Branded

for J. Brand

Do you remember that first afternoon? Just how perfect it was? I know I do. I think that you were only the second person since the age of 3 who helped me to feel whole. You made me feel real.

Serendipity. That was my nook, top secret! Nobody knew of its existence. I was on my usual quest for solitude that day, after a particularly challenging morning. As I approached the hidden entrance I knew immediately that there was something amiss. I entered quietly, slowly, not knowing what to expect. But it was you, sitting on my blanket and reading my book.

Do you remember how surprised we both were? I know I do. You immediately jumped up to leave, flustered and apologising. I told you to stay.

I feel like we both shared everything with one another that day, and we had so much in common! Too much in common. We shared tastes and interests, but unfortunately we also shared experiences. It seemed that you had also experienced almost every bad thing that had happened to me. You understood. But now, I wish you hadn’t.

Do you remember just how well we fit? I know I do. From that day on, it became our place. A safe place, away from them and their judgements. You transformed it from a place of solitary confinement to a place of warmth and care.

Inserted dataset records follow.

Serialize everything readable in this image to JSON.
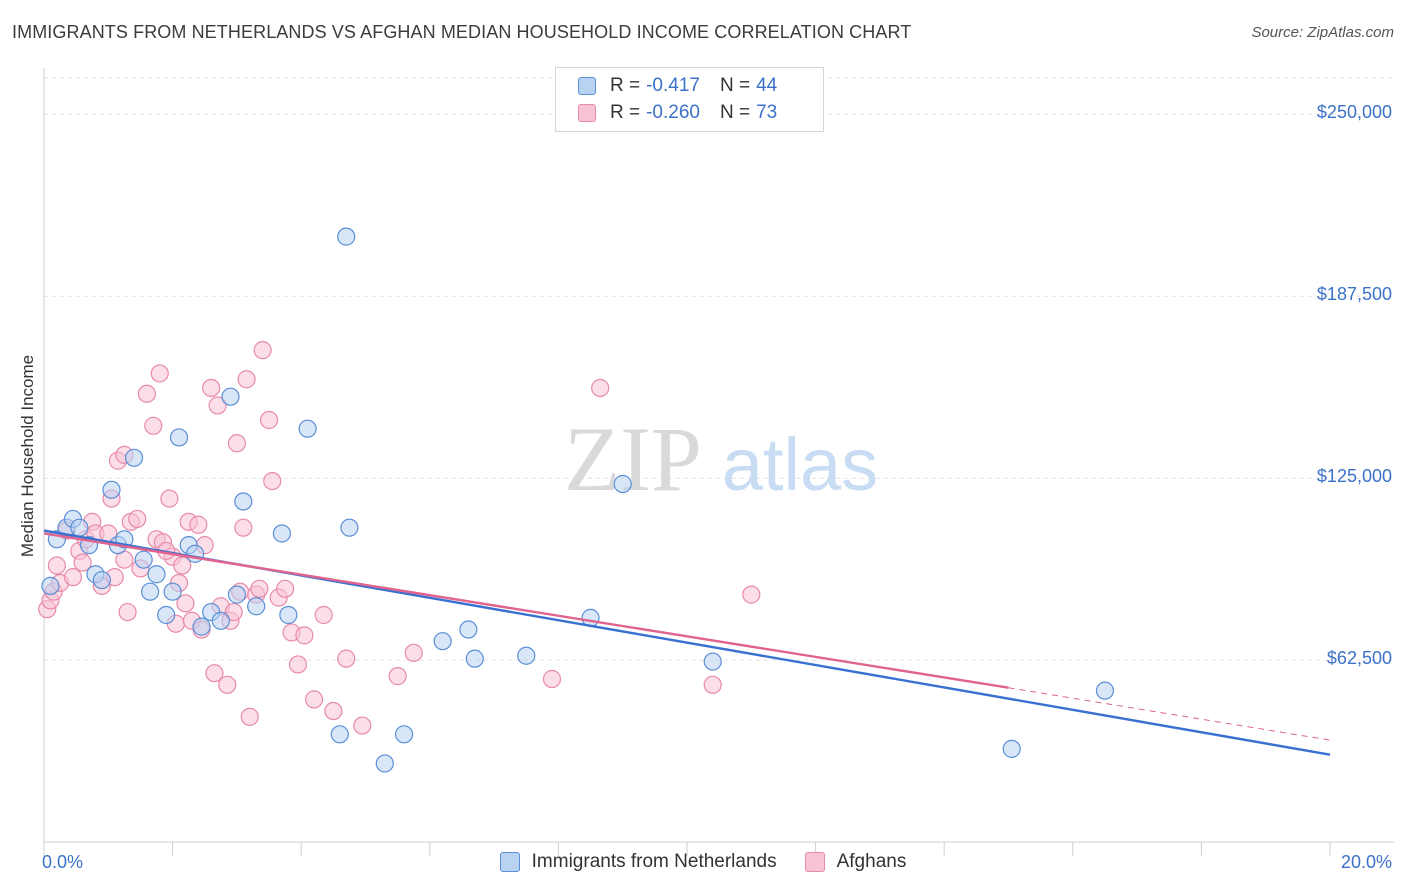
{
  "title": "IMMIGRANTS FROM NETHERLANDS VS AFGHAN MEDIAN HOUSEHOLD INCOME CORRELATION CHART",
  "source": "Source: ZipAtlas.com",
  "watermark": {
    "zip": "ZIP",
    "atlas": "atlas"
  },
  "legend": {
    "rows": [
      {
        "r_label": "R =",
        "r_value": "-0.417",
        "n_label": "N =",
        "n_value": "44"
      },
      {
        "r_label": "R =",
        "r_value": "-0.260",
        "n_label": "N =",
        "n_value": "73"
      }
    ]
  },
  "colors": {
    "blue_fill": "#b8d2f2",
    "blue_stroke": "#5b8fd6",
    "blue_line": "#3a70d0",
    "pink_fill": "#f7c3d5",
    "pink_stroke": "#e88aa9",
    "pink_line": "#e0648e",
    "grid": "#e2e2e2",
    "tick_text": "#3b72c8"
  },
  "chart_data": {
    "type": "scatter",
    "title": "IMMIGRANTS FROM NETHERLANDS VS AFGHAN MEDIAN HOUSEHOLD INCOME CORRELATION CHART",
    "xlabel": "",
    "ylabel": "Median Household Income",
    "xlim": [
      0,
      20
    ],
    "ylim": [
      0,
      262500
    ],
    "x_tick_labels": [
      "0.0%",
      "20.0%"
    ],
    "y_ticks": [
      62500,
      125000,
      187500,
      250000
    ],
    "y_tick_labels": [
      "$62,500",
      "$125,000",
      "$187,500",
      "$250,000"
    ],
    "grid": true,
    "legend_placement": "top-center",
    "series": [
      {
        "name": "Immigrants from Netherlands",
        "color": "#5b8fd6",
        "points": [
          [
            0.2,
            104000
          ],
          [
            0.35,
            108000
          ],
          [
            0.45,
            111000
          ],
          [
            0.55,
            108000
          ],
          [
            0.7,
            102000
          ],
          [
            0.8,
            92000
          ],
          [
            0.9,
            90000
          ],
          [
            1.05,
            121000
          ],
          [
            1.15,
            102000
          ],
          [
            1.25,
            104000
          ],
          [
            1.4,
            132000
          ],
          [
            1.55,
            97000
          ],
          [
            1.65,
            86000
          ],
          [
            1.75,
            92000
          ],
          [
            1.9,
            78000
          ],
          [
            2.0,
            86000
          ],
          [
            2.1,
            139000
          ],
          [
            2.25,
            102000
          ],
          [
            2.35,
            99000
          ],
          [
            2.45,
            74000
          ],
          [
            2.6,
            79000
          ],
          [
            2.75,
            76000
          ],
          [
            2.9,
            153000
          ],
          [
            3.0,
            85000
          ],
          [
            3.1,
            117000
          ],
          [
            3.3,
            81000
          ],
          [
            3.7,
            106000
          ],
          [
            3.8,
            78000
          ],
          [
            4.1,
            142000
          ],
          [
            4.6,
            37000
          ],
          [
            4.7,
            208000
          ],
          [
            4.75,
            108000
          ],
          [
            5.3,
            27000
          ],
          [
            5.6,
            37000
          ],
          [
            6.2,
            69000
          ],
          [
            6.6,
            73000
          ],
          [
            6.7,
            63000
          ],
          [
            7.5,
            64000
          ],
          [
            8.5,
            77000
          ],
          [
            9.0,
            123000
          ],
          [
            10.4,
            62000
          ],
          [
            15.05,
            32000
          ],
          [
            16.5,
            52000
          ],
          [
            0.1,
            88000
          ]
        ]
      },
      {
        "name": "Afghans",
        "color": "#e88aa9",
        "points": [
          [
            0.05,
            80000
          ],
          [
            0.1,
            83000
          ],
          [
            0.15,
            86000
          ],
          [
            0.25,
            89000
          ],
          [
            0.35,
            107000
          ],
          [
            0.45,
            91000
          ],
          [
            0.55,
            100000
          ],
          [
            0.65,
            104000
          ],
          [
            0.75,
            110000
          ],
          [
            0.8,
            106000
          ],
          [
            0.9,
            88000
          ],
          [
            1.0,
            106000
          ],
          [
            1.05,
            118000
          ],
          [
            1.1,
            91000
          ],
          [
            1.15,
            131000
          ],
          [
            1.25,
            133000
          ],
          [
            1.3,
            79000
          ],
          [
            1.35,
            110000
          ],
          [
            1.45,
            111000
          ],
          [
            1.5,
            94000
          ],
          [
            1.6,
            154000
          ],
          [
            1.7,
            143000
          ],
          [
            1.75,
            104000
          ],
          [
            1.8,
            161000
          ],
          [
            1.85,
            103000
          ],
          [
            1.95,
            118000
          ],
          [
            2.0,
            98000
          ],
          [
            2.05,
            75000
          ],
          [
            2.15,
            95000
          ],
          [
            2.2,
            82000
          ],
          [
            2.25,
            110000
          ],
          [
            2.3,
            76000
          ],
          [
            2.4,
            109000
          ],
          [
            2.5,
            102000
          ],
          [
            2.6,
            156000
          ],
          [
            2.65,
            58000
          ],
          [
            2.7,
            150000
          ],
          [
            2.75,
            81000
          ],
          [
            2.85,
            54000
          ],
          [
            2.9,
            76000
          ],
          [
            3.0,
            137000
          ],
          [
            3.05,
            86000
          ],
          [
            3.1,
            108000
          ],
          [
            3.15,
            159000
          ],
          [
            3.2,
            43000
          ],
          [
            3.3,
            85000
          ],
          [
            3.4,
            169000
          ],
          [
            3.5,
            145000
          ],
          [
            3.55,
            124000
          ],
          [
            3.65,
            84000
          ],
          [
            3.75,
            87000
          ],
          [
            3.85,
            72000
          ],
          [
            3.95,
            61000
          ],
          [
            4.05,
            71000
          ],
          [
            4.2,
            49000
          ],
          [
            4.35,
            78000
          ],
          [
            4.5,
            45000
          ],
          [
            4.7,
            63000
          ],
          [
            4.95,
            40000
          ],
          [
            5.5,
            57000
          ],
          [
            5.75,
            65000
          ],
          [
            7.9,
            56000
          ],
          [
            8.65,
            156000
          ],
          [
            10.4,
            54000
          ],
          [
            11.0,
            85000
          ],
          [
            0.2,
            95000
          ],
          [
            1.9,
            100000
          ],
          [
            2.45,
            73000
          ],
          [
            2.95,
            79000
          ],
          [
            3.35,
            87000
          ],
          [
            0.6,
            96000
          ],
          [
            1.25,
            97000
          ],
          [
            2.1,
            89000
          ]
        ]
      }
    ],
    "trendlines": [
      {
        "series": "Immigrants from Netherlands",
        "x": [
          0,
          20
        ],
        "y": [
          107000,
          30000
        ],
        "style": "solid"
      },
      {
        "series": "Afghans",
        "x": [
          0,
          15
        ],
        "y": [
          106000,
          53000
        ],
        "style": "solid"
      },
      {
        "series": "Afghans",
        "x": [
          15,
          20
        ],
        "y": [
          53000,
          35000
        ],
        "style": "dashed"
      }
    ]
  }
}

I knew. As soon as they realised you were missing from classes, I knew. The school was alive with speculation and gossip. There was even one rumour that you’d dropped out in order to pursue a career as a model. I spent the entire day alone in the nook, looking at what you had contributed. I became irrationally angry. At myself for not realising soon enough. At you for not telling me, for not taking me with you.

I seared my skin with your mark. I still have the scar although it’s impossible to tell what it is. But I know. And you know.

Do you remember that first afternoon? I will never stop remembering.

It’s been 8 years since you left. A lot has changed. I haven’t, not really. You will always have my heart and my soul.